What is the difference between washing and bronchoalveolar lavage?

A

“Washing involves instillation of sterile saline through a channel of the bronchoscope and onto the surface of a lesion.”

“With the bronchoscope wedged into a subsegmental airway, aliquots of sterile saline can be instilled through the scope, allowing sampling of cells and organisms from alveolar spaces. This procedure, called bronchoalveolar lavage, has been particularly useful for recovery of organisms such as P. jirovecci.”

23
Q

How do you explain the method for narrow band imaging (NBI)?

A

“NBI capitalizes on the increased absorption of blue and green wavelengths of light by hemoglobin to enhance the visibility of vessels of the mucosa and differentiate between inflammatory versus malignant mucosal lesions.”

24
Q

What is the colour of the light and how much deeper does optical coherence tomography (OCT) visualizes in comparison to confocal fluorescent laser microcosopy (CFM)?

A

“OCT uses near-infrared light source and has a spatial resolution advantages over CT and MRI. It can penetrate the airway wall up to three times deeper than CFM.”

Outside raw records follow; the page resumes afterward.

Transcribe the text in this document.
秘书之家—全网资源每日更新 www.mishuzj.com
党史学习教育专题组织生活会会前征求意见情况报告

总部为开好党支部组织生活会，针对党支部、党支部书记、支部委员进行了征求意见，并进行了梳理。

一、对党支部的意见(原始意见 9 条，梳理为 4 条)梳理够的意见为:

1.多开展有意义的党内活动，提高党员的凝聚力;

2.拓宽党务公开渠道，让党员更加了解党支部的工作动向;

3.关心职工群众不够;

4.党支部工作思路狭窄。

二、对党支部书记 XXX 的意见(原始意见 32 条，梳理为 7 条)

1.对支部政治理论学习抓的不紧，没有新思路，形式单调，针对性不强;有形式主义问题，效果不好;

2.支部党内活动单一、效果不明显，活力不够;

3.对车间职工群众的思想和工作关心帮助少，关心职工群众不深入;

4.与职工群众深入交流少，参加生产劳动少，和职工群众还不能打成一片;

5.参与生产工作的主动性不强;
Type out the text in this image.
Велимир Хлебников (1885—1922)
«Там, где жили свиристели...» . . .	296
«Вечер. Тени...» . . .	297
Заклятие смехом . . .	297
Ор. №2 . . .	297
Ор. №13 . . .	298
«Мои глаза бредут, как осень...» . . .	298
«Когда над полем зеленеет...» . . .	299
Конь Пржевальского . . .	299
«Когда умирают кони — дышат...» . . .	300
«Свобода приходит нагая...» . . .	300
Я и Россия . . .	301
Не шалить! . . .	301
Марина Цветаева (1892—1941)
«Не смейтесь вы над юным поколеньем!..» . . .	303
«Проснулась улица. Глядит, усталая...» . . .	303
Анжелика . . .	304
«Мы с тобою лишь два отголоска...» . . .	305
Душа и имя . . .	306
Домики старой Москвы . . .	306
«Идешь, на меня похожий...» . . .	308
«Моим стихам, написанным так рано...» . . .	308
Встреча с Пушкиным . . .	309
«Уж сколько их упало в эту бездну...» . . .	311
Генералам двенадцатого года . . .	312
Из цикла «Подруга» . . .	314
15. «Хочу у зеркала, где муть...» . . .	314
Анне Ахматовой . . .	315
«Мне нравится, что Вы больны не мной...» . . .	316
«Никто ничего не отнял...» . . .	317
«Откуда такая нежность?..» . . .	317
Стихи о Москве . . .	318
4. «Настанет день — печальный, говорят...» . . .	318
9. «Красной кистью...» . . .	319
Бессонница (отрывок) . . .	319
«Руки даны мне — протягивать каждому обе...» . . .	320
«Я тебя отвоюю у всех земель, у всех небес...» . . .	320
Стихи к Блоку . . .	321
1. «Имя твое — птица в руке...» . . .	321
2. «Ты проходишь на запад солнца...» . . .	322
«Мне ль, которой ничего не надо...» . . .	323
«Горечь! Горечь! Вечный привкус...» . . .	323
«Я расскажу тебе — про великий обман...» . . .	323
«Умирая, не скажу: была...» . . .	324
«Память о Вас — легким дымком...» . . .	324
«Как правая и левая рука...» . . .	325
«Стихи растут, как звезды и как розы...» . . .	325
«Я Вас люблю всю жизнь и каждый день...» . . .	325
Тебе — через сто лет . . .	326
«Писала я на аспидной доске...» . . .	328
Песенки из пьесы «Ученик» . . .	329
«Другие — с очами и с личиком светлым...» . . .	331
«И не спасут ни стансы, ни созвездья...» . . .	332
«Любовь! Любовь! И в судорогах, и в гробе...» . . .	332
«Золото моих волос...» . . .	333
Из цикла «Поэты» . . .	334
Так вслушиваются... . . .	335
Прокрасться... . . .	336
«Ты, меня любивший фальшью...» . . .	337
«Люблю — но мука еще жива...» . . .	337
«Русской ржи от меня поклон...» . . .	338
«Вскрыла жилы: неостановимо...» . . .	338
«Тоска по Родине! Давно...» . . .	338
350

“CFM uses a blue laser to induce fluorescence”

25
Q

Medical thoracoscopy can be performed in a endoscopy suite or operating room with the patient under local anesthesia and conscious sedation, while Video-assited Thoracoscopic Surgery requires general anesthesia and is only performed in the operating room.
True or False?

A

True.

26
Q

What are the indications for medical thoracoscopy?

A

“A common diagnostic indication for medical thoracopy is the evaluation of a pleural effusion or biopsy of presumed parietal pleural carcinomatosis. It can also be used to place a chest tube under visual guidance, or perform chemical or talc pleurodesis, a therapeutic intervention to prevent a recurrent pleural effusion (usually malignant) or recurrent pneumothorax.”

27
Q

Which nodes are accessible using the suprasternal mediastinoscopy technic?

A

“levels 2R, 2L, 3, 4R, 4L”

28
Q

Which nodes are accessible using parasternal mediastinostomy?

A

“levels 5,6” (Chamberlain procedure)

29
Q

Transbronchial needle Aspiration (TBNA) allows one to access only the levels 10, 11 of the mediastinal lymph nodes.
True or False?

A

False.
TBNA allows one to access the same nodes as mediastinoscopy (levels 2R, 2L, 3, 4R, 4L) aswell as the peri-hilar nodes (levels 10,11).”

30
Q

Name one limitation of Video-assisted thoracoscopic surgery (VATS) over thoracotomy.

A

VATS is preformed using single-lung ventilation with double-lume endotracheal intubation.

31
Q

Name possible procedures using Video-assisted thoracoscopy sugery (VATS).

A

“VATS can be used to perform procedures previously requiring thoracotomy, including stalped lung biopsy, resection of pulmonary nodules, lobectomy, pneumonectomy, pericardial window, or other standard thoracic surgical procedures, but allows them to be performed in a minimally invasive manner.”